The oft referred to risk curve (cash rates-bond yields-stock yields) will continue to compress as investors maintain their crazed appetite for yield wherever it might be found. Equities, globally, fit the bill here and their strong performance versus bonds in 2019 appears set to continue.
Eley Griffiths Group maintains that equities are not excessively expensive versus historical averages and certainly not when compared to 10-year notes. Equity risk premiums underwrite this notion.
4 small caps we like in this market
We have built a position in Vocus Group, confident that the pieces for an operational turnaround are gradually being put in place. Its result in August met expectations and guidance was reiterated. The key network services division is performing strongly and managing customer churn deftly. The NZ operations are doing well and have significant opportunities in front of them. Its retail business is enjoying mixed fortunes of late and a decision around its future will be important to the success of the group’s turnaround strategy. Management continue to impress us and CEO Kevin Russell brings a solid ‘telecoms’ wrap sheet to the business.
A position in Capricorn Metals was initiated during the quarter. The company is a gold mining aspirant, sittng with the Karlawinda gold project (pot 90k-100k oz operation) in the Pilbara region of WA. A stalled FID process was reactivated with the appointment of highly regarded Executive Chairman, Mark Clark, and a team of rated operational types.
Substantial change occurred on the share register with a $65m equity raising in August affording a small group of professional investors (EGG included) the chance to secure a shareholding, Opportunities to invest alongside one of the best stewards of capital in the Australian gold space are few and far between. We suspect the development, commissioning and cash generation from Karlawinda will be the first step in an unfolding Capricorn story.
Patience is being rewarded for our investment in Brisbane based auto dealer, AP Eagers. Our thesis centred around investing in an asset rich, well managed business stuck in an cyclical funk, with a highly addititive transformational acquisition secured.
Global car sales have been under pressure for a considerable period of time. In fact, the local industry has just recorded its 19th consecutive month of declining sales. Despite this the company posted a pleasing result and was able to reset its cost base and bring pressure to bear on OEM’s sales hurdles. Eagers announced a merger with serial underperformer and competitor, Automotive Holdings.
By combining the two groups at the bottom of the cycle, Eagers will derive significant revenue and cost synergies, increase auto finance penetration, consolidate sites and release capital employed. They will also have the opportunity to free the group of a weighty albatross-a refrigerated transport and logistics business. Eagers banked ~ $116.5m, proceeds from recent property sales and further such monetisation’s cannot be ruled out.
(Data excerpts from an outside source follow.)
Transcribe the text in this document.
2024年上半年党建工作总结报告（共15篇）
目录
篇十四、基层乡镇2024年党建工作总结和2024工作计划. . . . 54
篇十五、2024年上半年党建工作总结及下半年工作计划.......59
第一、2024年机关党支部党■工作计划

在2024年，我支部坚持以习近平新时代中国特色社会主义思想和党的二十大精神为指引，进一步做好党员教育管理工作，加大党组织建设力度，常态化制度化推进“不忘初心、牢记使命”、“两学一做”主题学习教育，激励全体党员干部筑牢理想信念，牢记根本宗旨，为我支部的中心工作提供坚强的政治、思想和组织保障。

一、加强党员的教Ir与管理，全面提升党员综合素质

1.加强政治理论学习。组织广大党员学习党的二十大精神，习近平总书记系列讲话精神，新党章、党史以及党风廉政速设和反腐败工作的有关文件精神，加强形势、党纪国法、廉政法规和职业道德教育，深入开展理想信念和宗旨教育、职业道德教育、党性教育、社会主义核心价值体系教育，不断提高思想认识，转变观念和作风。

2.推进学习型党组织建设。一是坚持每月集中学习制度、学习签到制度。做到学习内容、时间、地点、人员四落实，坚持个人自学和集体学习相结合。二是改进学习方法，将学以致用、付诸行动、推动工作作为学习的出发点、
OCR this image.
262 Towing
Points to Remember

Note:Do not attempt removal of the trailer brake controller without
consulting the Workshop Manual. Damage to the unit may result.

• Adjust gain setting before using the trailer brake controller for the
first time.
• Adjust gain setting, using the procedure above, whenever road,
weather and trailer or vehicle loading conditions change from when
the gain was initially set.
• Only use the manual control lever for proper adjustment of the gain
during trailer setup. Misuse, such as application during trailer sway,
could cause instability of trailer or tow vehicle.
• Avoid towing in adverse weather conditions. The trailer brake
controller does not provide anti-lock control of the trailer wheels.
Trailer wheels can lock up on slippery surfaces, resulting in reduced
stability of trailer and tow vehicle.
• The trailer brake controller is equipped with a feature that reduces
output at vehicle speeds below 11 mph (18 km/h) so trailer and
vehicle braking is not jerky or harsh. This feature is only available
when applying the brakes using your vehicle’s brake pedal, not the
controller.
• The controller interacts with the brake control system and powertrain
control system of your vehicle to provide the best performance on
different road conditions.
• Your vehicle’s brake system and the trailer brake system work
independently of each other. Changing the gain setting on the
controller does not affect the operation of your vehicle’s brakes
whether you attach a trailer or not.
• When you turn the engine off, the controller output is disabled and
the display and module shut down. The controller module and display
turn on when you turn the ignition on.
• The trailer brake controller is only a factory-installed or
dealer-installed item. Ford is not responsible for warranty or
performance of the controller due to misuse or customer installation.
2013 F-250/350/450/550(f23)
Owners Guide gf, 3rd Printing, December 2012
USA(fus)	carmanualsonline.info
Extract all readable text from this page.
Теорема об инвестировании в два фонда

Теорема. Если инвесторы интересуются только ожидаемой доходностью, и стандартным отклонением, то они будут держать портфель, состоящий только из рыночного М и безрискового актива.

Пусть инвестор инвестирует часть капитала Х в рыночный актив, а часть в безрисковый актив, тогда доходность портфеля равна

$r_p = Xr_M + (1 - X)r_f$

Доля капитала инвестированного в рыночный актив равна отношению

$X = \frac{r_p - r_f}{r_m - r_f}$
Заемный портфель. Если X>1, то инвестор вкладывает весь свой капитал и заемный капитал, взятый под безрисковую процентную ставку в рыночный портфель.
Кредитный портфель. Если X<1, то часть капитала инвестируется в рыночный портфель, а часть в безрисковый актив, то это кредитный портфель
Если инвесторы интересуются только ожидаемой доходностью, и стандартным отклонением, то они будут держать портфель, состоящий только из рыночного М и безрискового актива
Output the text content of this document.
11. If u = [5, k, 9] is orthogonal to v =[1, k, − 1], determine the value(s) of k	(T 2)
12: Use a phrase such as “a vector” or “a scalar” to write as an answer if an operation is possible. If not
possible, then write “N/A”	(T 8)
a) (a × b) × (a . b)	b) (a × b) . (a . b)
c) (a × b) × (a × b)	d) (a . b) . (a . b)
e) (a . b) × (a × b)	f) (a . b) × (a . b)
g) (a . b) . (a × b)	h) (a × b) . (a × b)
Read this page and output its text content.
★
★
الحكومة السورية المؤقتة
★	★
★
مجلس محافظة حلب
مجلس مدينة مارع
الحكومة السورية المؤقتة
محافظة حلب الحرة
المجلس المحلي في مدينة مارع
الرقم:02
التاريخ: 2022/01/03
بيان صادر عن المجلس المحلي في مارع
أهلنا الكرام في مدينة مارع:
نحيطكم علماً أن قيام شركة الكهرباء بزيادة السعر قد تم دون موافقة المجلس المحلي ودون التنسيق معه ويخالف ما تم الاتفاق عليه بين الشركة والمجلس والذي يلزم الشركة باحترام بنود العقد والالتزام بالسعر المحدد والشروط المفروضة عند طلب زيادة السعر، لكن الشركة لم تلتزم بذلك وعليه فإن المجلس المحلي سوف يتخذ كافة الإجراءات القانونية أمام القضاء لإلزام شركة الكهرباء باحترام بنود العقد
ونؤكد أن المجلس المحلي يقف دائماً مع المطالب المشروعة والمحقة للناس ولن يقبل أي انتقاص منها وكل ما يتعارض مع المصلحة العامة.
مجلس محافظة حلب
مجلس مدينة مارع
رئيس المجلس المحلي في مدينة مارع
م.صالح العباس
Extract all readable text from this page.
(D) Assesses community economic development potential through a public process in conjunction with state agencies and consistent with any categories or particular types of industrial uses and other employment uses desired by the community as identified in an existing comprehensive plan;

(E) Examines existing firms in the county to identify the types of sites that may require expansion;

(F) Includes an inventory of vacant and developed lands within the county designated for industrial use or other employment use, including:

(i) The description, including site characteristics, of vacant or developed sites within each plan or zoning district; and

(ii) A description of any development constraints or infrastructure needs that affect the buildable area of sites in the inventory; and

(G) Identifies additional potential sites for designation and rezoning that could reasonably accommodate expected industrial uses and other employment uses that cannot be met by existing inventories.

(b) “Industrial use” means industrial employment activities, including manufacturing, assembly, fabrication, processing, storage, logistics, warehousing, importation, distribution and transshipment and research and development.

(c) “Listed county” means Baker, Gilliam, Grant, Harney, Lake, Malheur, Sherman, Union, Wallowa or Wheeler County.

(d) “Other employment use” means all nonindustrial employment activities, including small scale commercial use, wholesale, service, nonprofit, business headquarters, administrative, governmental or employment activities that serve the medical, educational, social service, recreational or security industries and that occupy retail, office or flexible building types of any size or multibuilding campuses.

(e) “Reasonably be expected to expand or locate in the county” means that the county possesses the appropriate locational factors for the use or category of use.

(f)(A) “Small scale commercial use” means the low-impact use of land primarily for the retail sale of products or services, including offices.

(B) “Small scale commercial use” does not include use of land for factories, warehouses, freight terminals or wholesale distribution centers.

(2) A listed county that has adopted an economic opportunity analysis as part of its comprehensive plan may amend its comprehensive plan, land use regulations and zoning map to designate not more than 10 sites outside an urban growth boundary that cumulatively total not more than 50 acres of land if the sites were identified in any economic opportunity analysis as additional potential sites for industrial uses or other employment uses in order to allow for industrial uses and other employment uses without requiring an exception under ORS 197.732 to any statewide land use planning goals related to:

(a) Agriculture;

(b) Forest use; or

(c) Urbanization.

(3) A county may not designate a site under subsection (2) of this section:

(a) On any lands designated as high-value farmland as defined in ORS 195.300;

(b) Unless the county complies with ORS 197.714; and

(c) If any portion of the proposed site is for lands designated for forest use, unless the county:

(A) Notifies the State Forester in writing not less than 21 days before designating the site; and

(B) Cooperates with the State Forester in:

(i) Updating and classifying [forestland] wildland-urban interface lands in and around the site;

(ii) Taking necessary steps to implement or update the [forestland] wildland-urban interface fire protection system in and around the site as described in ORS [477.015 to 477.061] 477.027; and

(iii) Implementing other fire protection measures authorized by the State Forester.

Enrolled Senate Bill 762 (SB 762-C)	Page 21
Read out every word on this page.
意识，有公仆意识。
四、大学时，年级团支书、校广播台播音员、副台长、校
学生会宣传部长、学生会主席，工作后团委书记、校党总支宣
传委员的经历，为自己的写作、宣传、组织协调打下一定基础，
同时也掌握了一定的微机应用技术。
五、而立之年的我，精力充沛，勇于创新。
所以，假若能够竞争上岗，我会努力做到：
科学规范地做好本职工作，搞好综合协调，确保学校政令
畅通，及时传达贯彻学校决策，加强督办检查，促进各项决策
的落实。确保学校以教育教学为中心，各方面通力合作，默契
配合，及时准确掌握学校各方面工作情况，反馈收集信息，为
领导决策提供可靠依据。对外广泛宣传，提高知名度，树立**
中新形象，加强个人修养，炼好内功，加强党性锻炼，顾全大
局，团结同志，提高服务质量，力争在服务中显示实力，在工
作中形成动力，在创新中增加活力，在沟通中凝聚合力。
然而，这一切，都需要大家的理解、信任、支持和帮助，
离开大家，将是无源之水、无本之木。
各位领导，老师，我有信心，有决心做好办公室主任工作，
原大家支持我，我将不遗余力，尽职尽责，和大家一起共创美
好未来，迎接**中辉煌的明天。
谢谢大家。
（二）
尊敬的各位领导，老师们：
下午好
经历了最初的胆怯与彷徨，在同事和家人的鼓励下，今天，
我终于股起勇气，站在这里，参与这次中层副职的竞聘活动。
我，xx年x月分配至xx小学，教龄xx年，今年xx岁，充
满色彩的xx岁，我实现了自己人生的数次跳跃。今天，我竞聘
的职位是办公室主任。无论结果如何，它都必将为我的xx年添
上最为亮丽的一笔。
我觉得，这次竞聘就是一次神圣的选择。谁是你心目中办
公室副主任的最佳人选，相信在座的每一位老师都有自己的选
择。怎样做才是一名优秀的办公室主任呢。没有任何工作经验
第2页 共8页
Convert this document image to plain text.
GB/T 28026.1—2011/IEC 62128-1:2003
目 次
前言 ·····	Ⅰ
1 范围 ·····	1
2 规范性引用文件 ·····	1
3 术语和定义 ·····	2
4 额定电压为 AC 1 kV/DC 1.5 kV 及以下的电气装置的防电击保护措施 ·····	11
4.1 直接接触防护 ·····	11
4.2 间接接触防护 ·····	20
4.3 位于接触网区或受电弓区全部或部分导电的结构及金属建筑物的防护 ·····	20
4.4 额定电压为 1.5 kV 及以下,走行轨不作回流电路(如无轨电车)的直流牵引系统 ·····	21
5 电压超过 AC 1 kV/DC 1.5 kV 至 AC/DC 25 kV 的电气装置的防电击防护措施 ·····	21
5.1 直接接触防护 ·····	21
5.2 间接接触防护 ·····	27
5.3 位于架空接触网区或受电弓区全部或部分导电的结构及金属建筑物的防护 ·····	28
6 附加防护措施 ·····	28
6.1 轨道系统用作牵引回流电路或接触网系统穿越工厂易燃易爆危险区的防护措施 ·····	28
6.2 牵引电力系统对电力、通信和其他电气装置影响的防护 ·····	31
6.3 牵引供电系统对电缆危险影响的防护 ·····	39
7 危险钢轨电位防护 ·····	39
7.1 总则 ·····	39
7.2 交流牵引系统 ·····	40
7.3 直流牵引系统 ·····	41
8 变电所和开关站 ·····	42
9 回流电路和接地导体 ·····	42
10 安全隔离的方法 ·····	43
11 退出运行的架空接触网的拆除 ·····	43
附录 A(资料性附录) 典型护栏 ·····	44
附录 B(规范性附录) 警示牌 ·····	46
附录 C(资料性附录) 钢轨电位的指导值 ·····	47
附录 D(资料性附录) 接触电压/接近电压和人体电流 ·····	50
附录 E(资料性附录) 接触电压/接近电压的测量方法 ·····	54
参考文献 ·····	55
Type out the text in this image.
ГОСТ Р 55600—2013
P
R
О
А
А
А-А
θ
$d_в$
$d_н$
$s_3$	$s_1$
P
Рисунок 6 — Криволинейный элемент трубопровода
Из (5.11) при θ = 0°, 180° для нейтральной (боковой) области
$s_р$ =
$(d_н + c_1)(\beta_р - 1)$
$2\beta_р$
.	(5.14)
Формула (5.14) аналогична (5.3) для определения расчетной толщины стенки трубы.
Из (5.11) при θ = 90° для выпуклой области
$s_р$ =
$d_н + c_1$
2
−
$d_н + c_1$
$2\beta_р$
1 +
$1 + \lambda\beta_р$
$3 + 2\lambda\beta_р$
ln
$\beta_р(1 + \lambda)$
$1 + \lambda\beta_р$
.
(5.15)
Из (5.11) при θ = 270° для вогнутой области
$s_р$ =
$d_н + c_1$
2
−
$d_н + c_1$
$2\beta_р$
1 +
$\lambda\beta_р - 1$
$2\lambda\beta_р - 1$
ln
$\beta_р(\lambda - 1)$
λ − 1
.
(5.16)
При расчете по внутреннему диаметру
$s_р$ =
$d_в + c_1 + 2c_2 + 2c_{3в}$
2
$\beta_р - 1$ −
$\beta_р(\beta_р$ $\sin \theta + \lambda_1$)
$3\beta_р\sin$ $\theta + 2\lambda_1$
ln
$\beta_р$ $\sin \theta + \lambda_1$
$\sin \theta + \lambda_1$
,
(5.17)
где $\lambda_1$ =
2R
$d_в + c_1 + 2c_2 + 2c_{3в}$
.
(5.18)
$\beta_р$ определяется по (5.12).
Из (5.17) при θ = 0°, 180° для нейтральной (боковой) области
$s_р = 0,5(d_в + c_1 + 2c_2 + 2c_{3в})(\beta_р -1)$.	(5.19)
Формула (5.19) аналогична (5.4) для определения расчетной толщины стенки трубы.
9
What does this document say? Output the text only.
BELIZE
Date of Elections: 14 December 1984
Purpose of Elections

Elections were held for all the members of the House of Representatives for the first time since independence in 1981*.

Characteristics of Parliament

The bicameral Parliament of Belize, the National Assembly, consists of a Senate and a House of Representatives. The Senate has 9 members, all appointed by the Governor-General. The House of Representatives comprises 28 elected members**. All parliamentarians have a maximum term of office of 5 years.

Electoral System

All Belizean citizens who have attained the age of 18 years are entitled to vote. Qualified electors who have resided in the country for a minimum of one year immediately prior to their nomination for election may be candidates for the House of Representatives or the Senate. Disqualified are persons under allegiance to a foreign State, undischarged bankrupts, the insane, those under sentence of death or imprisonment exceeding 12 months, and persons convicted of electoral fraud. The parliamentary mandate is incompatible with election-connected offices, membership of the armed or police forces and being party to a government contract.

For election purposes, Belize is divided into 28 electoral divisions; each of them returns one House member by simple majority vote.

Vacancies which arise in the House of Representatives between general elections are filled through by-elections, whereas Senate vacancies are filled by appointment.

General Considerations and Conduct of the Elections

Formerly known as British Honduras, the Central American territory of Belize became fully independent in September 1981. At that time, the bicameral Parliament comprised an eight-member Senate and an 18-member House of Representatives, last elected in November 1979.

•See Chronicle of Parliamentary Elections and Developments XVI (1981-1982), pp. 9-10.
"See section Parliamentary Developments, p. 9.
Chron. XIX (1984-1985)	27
The mortgage broking industry has been to the brink and back since the Royal Commission of late 2018, where the industry was made an example of and the basis of the business model called into question. This coincided with depressed house prices and falling lodgement volumes. A surprise coalition win in May, a tempering in borrowing constraints from APRA and the prospect of lower interest rates aligned, heralding the likely bottom of the housing market.
Around this time we established a shareholding in mortgage broker/aggregator, Australian Finance Group or AFG. Recovering from the lows, AFG opportunely bid for aggregator, Connective. If successful, the group will speak for 40% of the mortgage market with opportunities to drive securitisation volumes through the two networks. AFG’s lending volumes rebound 11% in the September quarter, setting the scene for an improved FY20.